Carnet de Passages en Douane


The best way to describe the Carnet de Passages en Douane (CPD) is to see it as a sort of passport for your vehicle when you are travelling through Africa. Although it is still required in many countries around the world, the number of countries that require it to guarantee that a vehicle is removed from its territory after a specified time is steadily decreasing. However, while many countries in Africa require a carnet, an increasing number of countries now make use of Temporary Import/Export Permits that can be purchased at their borders upon entry. This is no doubt a method to raise revenues, but it undoubtedly makes the arrangements that go into an African expedition significantly easier as well.

How does it work?

The basic principle of the carnet relies on the fact that the purchaser of a carnet lodges a large cash deposit with the bankers of an organisation such as the Automobile Association of South Africa (the only organisation in South Africa that can supply a carnet), and which is based on the following criteria:

• Country of registration of the vehicle.
• SA citizenship. Non-citizens or holders of permanent residence permits are obliged to lodge a deposit of 100% of the vehicle’s value by way of guarantee.
• Countries the vehicle will pass through, as well as the duration of the trip.
• The vehicle’s current value, as well as the question of whether the vehicle will be returned to the country in which it is registered.
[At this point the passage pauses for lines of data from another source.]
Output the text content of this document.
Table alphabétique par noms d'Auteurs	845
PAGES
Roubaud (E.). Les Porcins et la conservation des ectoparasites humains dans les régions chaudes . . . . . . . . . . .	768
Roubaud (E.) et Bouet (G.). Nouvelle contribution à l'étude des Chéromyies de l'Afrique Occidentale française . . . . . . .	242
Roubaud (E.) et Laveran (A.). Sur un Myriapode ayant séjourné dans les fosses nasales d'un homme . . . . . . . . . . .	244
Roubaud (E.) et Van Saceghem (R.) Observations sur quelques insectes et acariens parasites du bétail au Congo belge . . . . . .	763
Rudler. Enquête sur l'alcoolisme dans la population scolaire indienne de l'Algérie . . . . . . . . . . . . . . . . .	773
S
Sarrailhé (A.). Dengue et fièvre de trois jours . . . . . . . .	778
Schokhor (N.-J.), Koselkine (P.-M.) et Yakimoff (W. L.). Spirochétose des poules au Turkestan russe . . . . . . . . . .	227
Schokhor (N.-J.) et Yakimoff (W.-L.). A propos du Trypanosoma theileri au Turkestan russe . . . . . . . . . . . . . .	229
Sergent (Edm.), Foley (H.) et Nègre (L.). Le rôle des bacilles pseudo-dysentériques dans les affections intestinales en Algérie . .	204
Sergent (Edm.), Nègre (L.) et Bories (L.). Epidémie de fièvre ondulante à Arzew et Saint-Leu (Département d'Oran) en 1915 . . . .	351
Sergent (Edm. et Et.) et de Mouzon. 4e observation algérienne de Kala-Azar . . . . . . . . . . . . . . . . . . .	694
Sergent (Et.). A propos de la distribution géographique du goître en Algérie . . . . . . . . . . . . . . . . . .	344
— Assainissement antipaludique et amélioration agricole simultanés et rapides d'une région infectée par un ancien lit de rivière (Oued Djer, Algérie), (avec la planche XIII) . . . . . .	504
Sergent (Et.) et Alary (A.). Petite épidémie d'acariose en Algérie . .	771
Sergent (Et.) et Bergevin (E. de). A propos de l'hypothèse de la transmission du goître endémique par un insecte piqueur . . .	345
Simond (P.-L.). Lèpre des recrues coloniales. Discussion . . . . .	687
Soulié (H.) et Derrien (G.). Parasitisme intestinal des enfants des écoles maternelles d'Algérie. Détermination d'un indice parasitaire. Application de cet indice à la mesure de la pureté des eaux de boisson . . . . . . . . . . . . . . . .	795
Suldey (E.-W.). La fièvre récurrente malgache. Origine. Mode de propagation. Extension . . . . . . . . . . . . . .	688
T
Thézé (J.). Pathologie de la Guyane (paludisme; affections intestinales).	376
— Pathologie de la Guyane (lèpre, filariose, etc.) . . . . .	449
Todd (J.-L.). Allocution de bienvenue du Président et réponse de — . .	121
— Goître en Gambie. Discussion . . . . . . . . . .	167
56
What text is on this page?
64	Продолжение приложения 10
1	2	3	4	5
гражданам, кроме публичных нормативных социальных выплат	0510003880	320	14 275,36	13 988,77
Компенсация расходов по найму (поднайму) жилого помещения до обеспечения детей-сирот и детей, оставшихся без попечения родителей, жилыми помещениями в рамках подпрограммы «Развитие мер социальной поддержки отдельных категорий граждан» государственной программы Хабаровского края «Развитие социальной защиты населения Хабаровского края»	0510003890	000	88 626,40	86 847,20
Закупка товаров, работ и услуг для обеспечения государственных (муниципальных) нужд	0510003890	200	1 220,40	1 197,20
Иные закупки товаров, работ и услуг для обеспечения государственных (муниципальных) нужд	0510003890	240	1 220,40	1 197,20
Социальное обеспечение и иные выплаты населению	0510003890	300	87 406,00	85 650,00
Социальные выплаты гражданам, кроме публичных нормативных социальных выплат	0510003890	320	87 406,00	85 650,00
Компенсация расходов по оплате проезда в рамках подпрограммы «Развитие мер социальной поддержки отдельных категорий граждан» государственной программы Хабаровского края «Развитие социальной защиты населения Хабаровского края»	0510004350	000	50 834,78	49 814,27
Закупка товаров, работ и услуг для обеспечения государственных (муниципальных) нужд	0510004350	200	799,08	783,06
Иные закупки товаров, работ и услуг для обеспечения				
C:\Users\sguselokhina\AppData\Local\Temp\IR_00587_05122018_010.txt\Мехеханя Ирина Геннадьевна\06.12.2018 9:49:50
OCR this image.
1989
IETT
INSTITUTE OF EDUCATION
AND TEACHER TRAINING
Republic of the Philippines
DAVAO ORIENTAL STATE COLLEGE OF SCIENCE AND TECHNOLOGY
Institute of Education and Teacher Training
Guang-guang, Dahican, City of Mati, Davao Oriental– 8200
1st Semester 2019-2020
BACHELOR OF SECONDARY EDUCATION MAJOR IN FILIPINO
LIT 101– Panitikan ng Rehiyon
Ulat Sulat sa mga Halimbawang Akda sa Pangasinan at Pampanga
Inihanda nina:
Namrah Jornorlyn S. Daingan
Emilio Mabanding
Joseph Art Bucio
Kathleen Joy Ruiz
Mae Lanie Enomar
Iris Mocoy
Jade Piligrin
The object of all of this is to establish a guarantee to foreign governments that all vehicles subject to a carnet will be removed from their countries within the time limit imposed by the carnet. Failure to remove a vehicle from their jurisdiction results in the owner of the vehicle forfeiting his bond in respect of the vehicle, but moreover, the affected foreign government can claim all import taxes and duties from the AA of South Africa that would have been payable had the vehicle been imported into that country legally.

Carnets are valid for one year from the date of issue, and is available both the members and non-members of the Automobile Association of SA who reside in SA, and have their vehicles registered in SA. Of course, once the vehicle is back in South Africa, and proof of this is presented in the form of the final entry stamp into South Africa, the carnet must be returned to the Automobile Association for the bond to discharged, and refunded to the holder of the carnet. More information on the pricing structure of the bond that needs to be lodged can be found at: http://www.aa.co.za/travel/into-africa/carnet-requirements-pricing.html

Do you need a carnet?


This depends on where you are going, but even though some countries In Africa do not require a carnet, it is always a good idea to have one, since it can make the process of importing and exporting your vehicles considerably easier. The AA recommends that carnets be obtained for the countries on the following list although it is not always compulsory, so check with the Automobile Association of South Africa on the exact requirements.

• Zimbabwe.
• Zambia.
• Malawi.
• Tanzania.
• Kenya. (Compulsory.)
• Uganda.
• Sudan.
• Egypt. Carnets are compulsory for visits to Egypt, whose government demands a deposit equal to 200% of the value of vehicle.
• All West African countries.

You are almost there…


Assuming that all you travel documents are now in order, the last thing you need to do before you leave on your epic African expedition is to double check that all the visas you applied for appear in the passports of every person in your party, and that you have a list of the contact details of all the diplomatic missions in all of the countries you plan to visit. SA Embassies and Consulates abroad also maintain registers of South African citizens that find themselves in foreign countries, so make use of this facility to make sure there is always someone who knows where you are.

That’s about it- you have all your papers, your vehicles are checked and ready to go, your credit cards will work even in Burkina Faso, you have enough money, and you have just tested your new satellite phones and GPS devices. So why wait; get going- after all, what can possibly go wrong?